"Brasília foi um tropeço histórico", diz Paulo Mendes da Rocha

Rafael Belicanta / Fernanda Azzolini

Em entrevista, arquiteto premiado na Bienal de Veneza afirma que tirar o título de capital do Rio de Janeiro foi erro político muito forte. "Isso não tem nada que ver com a obra do Niemeyer, que é altamente criativa."

"Um desafiador não conformista e, ao mesmo tempo, um realista apaixonado. O atributo mais marcante de sua arquitetura é a atemporalidade." Com essas palavras, o comitê da Bienal de Arquitetura de Veneza anunciou o Leão de Ouro para Paulo Mendes da Rocha pelo conjunto de sua obra.

Para o arquiteto, receber o Leão de Ouro é uma homenagem extraordinária. "É o mais sedutor, o mais erótico prêmio de arquitetura que possa existir", afirmou. Mendes da Rocha é o segundo arquiteto brasileiro a receber o Leão de Ouro. Antes dele, só Oscar Niemeyer, há vinte anos, foi laureado no evento.

Erro político

Mendes da Rocha defende uma arquitetura simples e social e afirma que a política é a questão central da arquitetura e da cidade contemporânea. Questionado sobre o que faria se um dia tivesse a possibilidade de reconstruir Brasília, ele é enfático: "Eu não teria feito Brasília."

Para ele, comunicar a uma cidade como o Rio de Janeiro que "aqui não é mais a capital" é um erro muito forte do ponto de vista político.

É como se, na Itália, dissessem: agora Roma não é mais a capital. Não faz nenhum sentido. É um tropeço histórico. Não tem nada que ver com a obra do Niemeyer, que é altamente criativa. É a decisão política que, na minha opinião, é errada."

Para ele, a construção de outras cidades teria sido muito mais útil na época: "A navegação da grande rede hidroviária do Brasil e as ligações necessárias e fáceis de imaginar entre o Atlântico e o Pacífico obrigariam à construção de inúmeras cidades com uma utilidade mais interessante do que aquilo que já estava feito, que era a capital no Rio de Janeiro".

Arquitetura brasileira nos dias atuais

O tema da Bienal de Arquitetura de Veneza 2016, "Reporting from the front" (Notícias do front, em tradução livre), inspirou o arquiteto ao comentar a situação da arquitetura brasileira. Segundo ele, ela está na mesma situação: "Precisando de boas notícias do front".

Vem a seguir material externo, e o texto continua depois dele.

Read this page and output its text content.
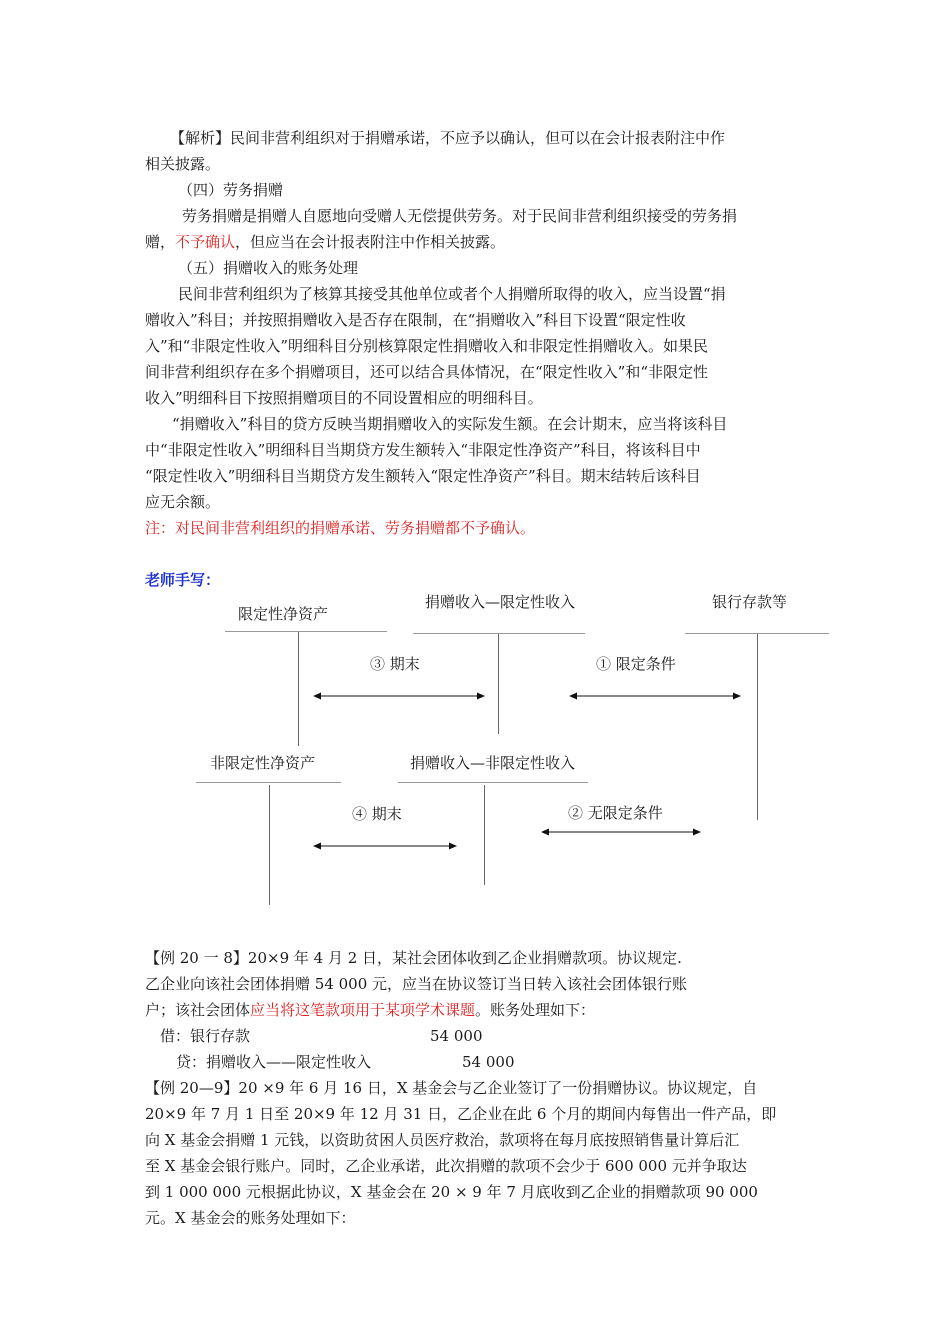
【解析】民间非营利组织对于捐赠承诺，不应予以确认，但可以在会计报表附注中作

相关披露。

（四）劳务捐赠

劳务捐赠是捐赠人自愿地向受赠人无偿提供劳务。对于民间非营利组织接受的劳务捐

赠，不予确认，但应当在会计报表附注中作相关披露。

（五）捐赠收入的账务处理

民间非营利组织为了核算其接受其他单位或者个人捐赠所取得的收入，应当设置“捐

赠收入”科目；并按照捐赠收入是否存在限制，在“捐赠收入”科目下设置“限定性收

入”和“非限定性收入”明细科目分别核算限定性捐赠收入和非限定性捐赠收入。如果民

间非营利组织存在多个捐赠项目，还可以结合具体情况，在“限定性收入”和“非限定性

收入”明细科目下按照捐赠项目的不同设置相应的明细科目。

“捐赠收入”科目的贷方反映当期捐赠收入的实际发生额。在会计期末，应当将该科目

中“非限定性收入”明细科目当期贷方发生额转入“非限定性净资产”科目，将该科目中

“限定性收入”明细科目当期贷方发生额转入“限定性净资产”科目。期末结转后该科目

应无余额。

注：对民间非营利组织的捐赠承诺、劳务捐赠都不予确认。

老师手写：

限定性净资产
捐赠收入—限定性收入	银行存款等
③ 期末	① 限定条件
非限定性净资产	捐赠收入—非限定性收入
④ 期末	② 无限定条件

【例 20 一 8】20×9 年 4 月 2 日，某社会团体收到乙企业捐赠款项。协议规定.

乙企业向该社会团体捐赠 54 000 元，应当在协议签订当日转入该社会团体银行账

户；该社会团体应当将这笔款项用于某项学术课题。账务处理如下：

借：银行存款	54 000

贷：捐赠收入——限定性收入	54 000

【例 20—9】20 ×9 年 6 月 16 日，X 基金会与乙企业签订了一份捐赠协议。协议规定，自

20×9 年 7 月 1 日至 20×9 年 12 月 31 日，乙企业在此 6 个月的期间内每售出一件产品，即

向 X 基金会捐赠 1 元钱，以资助贫困人员医疗救治，款项将在每月底按照销售量计算后汇

至 X 基金会银行账户。同时，乙企业承诺，此次捐赠的款项不会少于 600 000 元并争取达

到 1 000 000 元根据此协议，X 基金会在 20 × 9 年 7 月底收到乙企业的捐赠款项 90 000

元。X 基金会的账务处理如下：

Para Mendes da Rocha, o desenvolvimento sustentável não é um obstáculo para a arquitetura. "A sustentabilidade deve ser entendida não como uma intocabilidade, mas como uma transformação virtuosa. Para lembrar, o Tâmisa, em Londres, não é o rio original, o Sena, em Paris, também não. Foram transformados para frequentar o espaço da cidade", comenta.

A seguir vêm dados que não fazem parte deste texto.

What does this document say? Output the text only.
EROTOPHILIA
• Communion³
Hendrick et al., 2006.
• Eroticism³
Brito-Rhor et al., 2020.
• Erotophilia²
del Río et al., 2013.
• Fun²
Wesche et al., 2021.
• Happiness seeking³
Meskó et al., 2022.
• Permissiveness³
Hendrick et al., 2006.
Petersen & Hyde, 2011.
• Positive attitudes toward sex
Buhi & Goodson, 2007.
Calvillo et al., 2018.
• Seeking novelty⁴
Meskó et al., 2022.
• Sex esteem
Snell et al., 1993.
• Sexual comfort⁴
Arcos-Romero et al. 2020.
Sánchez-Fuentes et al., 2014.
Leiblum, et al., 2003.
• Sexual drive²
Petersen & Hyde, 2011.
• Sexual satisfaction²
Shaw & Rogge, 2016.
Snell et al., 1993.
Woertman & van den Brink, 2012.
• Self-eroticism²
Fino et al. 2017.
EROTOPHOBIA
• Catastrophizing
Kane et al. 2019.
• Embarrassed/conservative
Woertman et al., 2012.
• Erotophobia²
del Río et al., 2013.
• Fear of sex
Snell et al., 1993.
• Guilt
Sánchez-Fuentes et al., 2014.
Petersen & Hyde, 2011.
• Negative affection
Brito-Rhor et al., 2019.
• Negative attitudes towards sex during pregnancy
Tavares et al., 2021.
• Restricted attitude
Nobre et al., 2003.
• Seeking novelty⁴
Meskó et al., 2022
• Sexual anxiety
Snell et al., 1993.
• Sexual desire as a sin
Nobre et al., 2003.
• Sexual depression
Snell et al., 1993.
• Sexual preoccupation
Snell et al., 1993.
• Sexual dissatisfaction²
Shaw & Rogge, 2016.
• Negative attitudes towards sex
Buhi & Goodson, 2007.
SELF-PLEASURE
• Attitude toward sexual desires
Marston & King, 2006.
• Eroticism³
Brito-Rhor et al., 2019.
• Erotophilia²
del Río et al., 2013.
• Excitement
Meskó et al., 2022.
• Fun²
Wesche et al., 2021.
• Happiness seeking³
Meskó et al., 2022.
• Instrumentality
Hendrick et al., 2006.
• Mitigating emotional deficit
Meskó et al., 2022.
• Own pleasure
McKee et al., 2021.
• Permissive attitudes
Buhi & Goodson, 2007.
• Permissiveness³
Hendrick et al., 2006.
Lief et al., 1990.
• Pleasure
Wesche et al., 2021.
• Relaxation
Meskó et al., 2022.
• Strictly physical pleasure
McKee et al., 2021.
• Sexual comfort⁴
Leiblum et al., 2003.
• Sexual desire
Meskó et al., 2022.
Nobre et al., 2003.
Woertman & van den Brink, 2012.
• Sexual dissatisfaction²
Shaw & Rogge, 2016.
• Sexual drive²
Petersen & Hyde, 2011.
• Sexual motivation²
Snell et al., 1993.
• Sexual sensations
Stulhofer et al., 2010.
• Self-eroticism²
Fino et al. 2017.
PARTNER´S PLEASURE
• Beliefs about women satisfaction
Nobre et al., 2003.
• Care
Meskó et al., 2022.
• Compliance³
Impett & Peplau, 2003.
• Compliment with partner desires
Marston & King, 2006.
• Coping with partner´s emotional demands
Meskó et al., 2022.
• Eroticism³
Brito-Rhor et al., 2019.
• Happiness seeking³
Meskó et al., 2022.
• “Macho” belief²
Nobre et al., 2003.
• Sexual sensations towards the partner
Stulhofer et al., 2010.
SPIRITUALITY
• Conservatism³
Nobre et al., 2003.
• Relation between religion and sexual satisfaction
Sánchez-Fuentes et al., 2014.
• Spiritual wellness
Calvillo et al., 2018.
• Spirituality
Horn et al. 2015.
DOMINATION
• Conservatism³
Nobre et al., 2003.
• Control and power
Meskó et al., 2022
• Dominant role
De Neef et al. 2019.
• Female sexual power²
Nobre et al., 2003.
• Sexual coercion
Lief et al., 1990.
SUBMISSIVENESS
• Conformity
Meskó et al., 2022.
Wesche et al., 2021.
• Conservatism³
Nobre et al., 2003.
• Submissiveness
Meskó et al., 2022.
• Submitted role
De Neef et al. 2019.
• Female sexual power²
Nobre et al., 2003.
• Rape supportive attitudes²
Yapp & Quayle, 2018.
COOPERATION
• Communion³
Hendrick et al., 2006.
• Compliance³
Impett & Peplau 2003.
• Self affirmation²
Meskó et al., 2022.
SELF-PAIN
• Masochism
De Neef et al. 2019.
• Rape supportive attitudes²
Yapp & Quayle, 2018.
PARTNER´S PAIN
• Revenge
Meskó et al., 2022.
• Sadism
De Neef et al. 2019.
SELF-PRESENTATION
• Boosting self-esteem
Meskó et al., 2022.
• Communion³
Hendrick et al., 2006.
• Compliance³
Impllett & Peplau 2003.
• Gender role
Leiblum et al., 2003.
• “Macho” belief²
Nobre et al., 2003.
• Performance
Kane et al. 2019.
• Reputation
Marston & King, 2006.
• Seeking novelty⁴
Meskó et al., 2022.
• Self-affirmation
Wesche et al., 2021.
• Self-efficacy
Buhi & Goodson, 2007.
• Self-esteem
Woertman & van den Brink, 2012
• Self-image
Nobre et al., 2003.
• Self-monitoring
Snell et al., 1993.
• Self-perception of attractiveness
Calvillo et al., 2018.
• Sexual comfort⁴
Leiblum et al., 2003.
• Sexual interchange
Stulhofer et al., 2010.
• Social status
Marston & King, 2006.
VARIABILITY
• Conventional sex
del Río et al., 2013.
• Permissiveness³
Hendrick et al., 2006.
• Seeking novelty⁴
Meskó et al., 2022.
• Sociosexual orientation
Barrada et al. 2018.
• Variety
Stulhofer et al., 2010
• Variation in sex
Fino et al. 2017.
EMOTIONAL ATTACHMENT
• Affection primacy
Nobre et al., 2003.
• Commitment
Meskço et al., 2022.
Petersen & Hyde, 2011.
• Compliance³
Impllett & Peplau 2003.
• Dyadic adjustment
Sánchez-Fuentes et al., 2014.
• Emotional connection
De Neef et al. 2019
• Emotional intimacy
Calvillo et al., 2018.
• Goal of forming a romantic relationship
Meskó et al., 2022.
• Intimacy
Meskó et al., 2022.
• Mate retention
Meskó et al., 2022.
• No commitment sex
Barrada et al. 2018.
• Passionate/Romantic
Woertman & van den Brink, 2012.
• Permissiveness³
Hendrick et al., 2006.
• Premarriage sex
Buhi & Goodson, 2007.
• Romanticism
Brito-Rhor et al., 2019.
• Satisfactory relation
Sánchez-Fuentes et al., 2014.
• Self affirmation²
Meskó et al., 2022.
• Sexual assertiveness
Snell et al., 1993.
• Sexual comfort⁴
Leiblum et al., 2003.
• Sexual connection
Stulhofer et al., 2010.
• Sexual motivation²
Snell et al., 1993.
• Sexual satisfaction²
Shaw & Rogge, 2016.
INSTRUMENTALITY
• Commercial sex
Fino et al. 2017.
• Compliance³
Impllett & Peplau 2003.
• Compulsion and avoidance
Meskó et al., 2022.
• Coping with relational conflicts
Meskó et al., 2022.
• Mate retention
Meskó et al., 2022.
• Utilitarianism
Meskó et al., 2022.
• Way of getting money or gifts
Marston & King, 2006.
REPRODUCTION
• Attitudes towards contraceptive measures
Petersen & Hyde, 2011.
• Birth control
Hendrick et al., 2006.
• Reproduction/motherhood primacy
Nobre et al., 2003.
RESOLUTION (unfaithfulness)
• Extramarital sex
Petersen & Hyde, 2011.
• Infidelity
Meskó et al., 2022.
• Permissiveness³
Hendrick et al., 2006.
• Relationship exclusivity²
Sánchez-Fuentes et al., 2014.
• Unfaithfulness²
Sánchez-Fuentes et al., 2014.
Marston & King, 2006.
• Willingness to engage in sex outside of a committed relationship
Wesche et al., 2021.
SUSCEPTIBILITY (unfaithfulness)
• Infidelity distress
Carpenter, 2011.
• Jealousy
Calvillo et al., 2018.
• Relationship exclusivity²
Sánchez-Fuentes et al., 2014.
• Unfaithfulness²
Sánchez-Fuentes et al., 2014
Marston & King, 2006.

Nascido em 1928, Mendes Rocha pertence à geração de arquitetos modernistas liderado por Vilanova Artigas, da Escola Paulista. O movimento, também chamado de arquitetura brutalista, teve início na década de 1950 e se caracteriza, entre outras coisas, pela adoção de concreto armado aparente e valorização da estrutura.

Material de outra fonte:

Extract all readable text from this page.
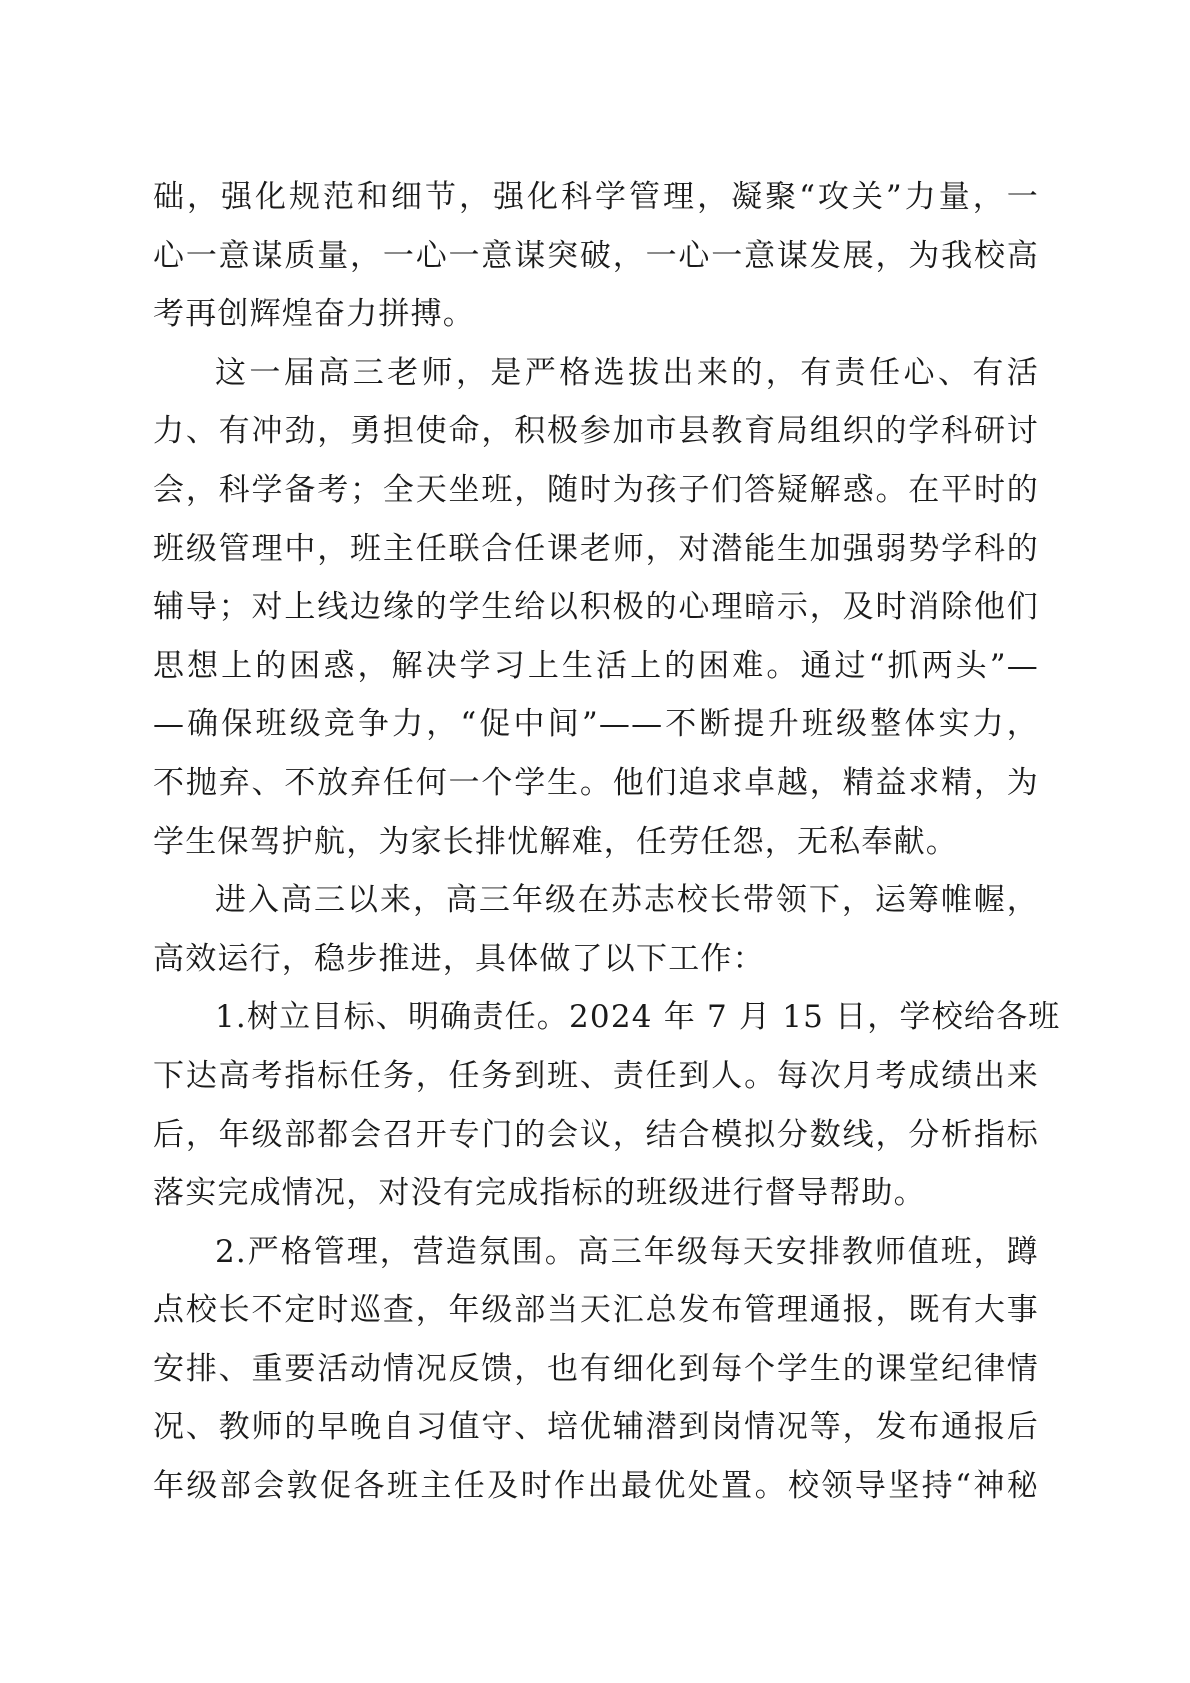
础，强化规范和细节，强化科学管理，凝聚“攻关”力量，一
心一意谋质量，一心一意谋突破，一心一意谋发展，为我校高
考再创辉煌奋力拼搏。
这一届高三老师，是严格选拔出来的，有责任心、有活
力、有冲劲，勇担使命，积极参加市县教育局组织的学科研讨
会，科学备考；全天坐班，随时为孩子们答疑解惑。在平时的
班级管理中，班主任联合任课老师，对潜能生加强弱势学科的
辅导；对上线边缘的学生给以积极的心理暗示，及时消除他们
思想上的困惑，解决学习上生活上的困难。通过“抓两头”—
—确保班级竞争力，“促中间”——不断提升班级整体实力，
不抛弃、不放弃任何一个学生。他们追求卓越，精益求精，为
学生保驾护航，为家长排忧解难，任劳任怨，无私奉献。
进入高三以来，高三年级在苏志校长带领下，运筹帷幄，
高效运行，稳步推进，具体做了以下工作：
1.树立目标、明确责任。2024 年 7 月 15 日，学校给各班
下达高考指标任务，任务到班、责任到人。每次月考成绩出来
后，年级部都会召开专门的会议，结合模拟分数线，分析指标
落实完成情况，对没有完成指标的班级进行督导帮助。
2.严格管理，营造氛围。高三年级每天安排教师值班，蹲
点校长不定时巡查，年级部当天汇总发布管理通报，既有大事
安排、重要活动情况反馈，也有细化到每个学生的课堂纪律情
况、教师的早晚自习值守、培优辅潜到岗情况等，发布通报后
年级部会敦促各班主任及时作出最优处置。校领导坚持“神秘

Entre os principais projetos de Mendes da Rocha estão o Ginásio do Clube Atlético Paulistano, o Edifício Guaimbê, o Museu Brasileiro da Escultura, o Museu da Língua Portuguesa e a reforma da Pinacoteca do Estado de São Paulo. Por este último, o arquiteto recebeu, em 2001, o Prêmio Mies van der Rohe para a América Latina.

Em 2006, Paulo Mendes da Rocha se tornou o segundo brasileiro a receber o Prêmio Pritzker, o mais importante da arquitetura mundial. Oscar Niemeyer foi laureado em 1988.

Aos 87 anos, e em plena atividade, o mais novo projeto de Mendes da Rocha é a reforma da entrada principal do Parque Ibirapuera, em São Paulo.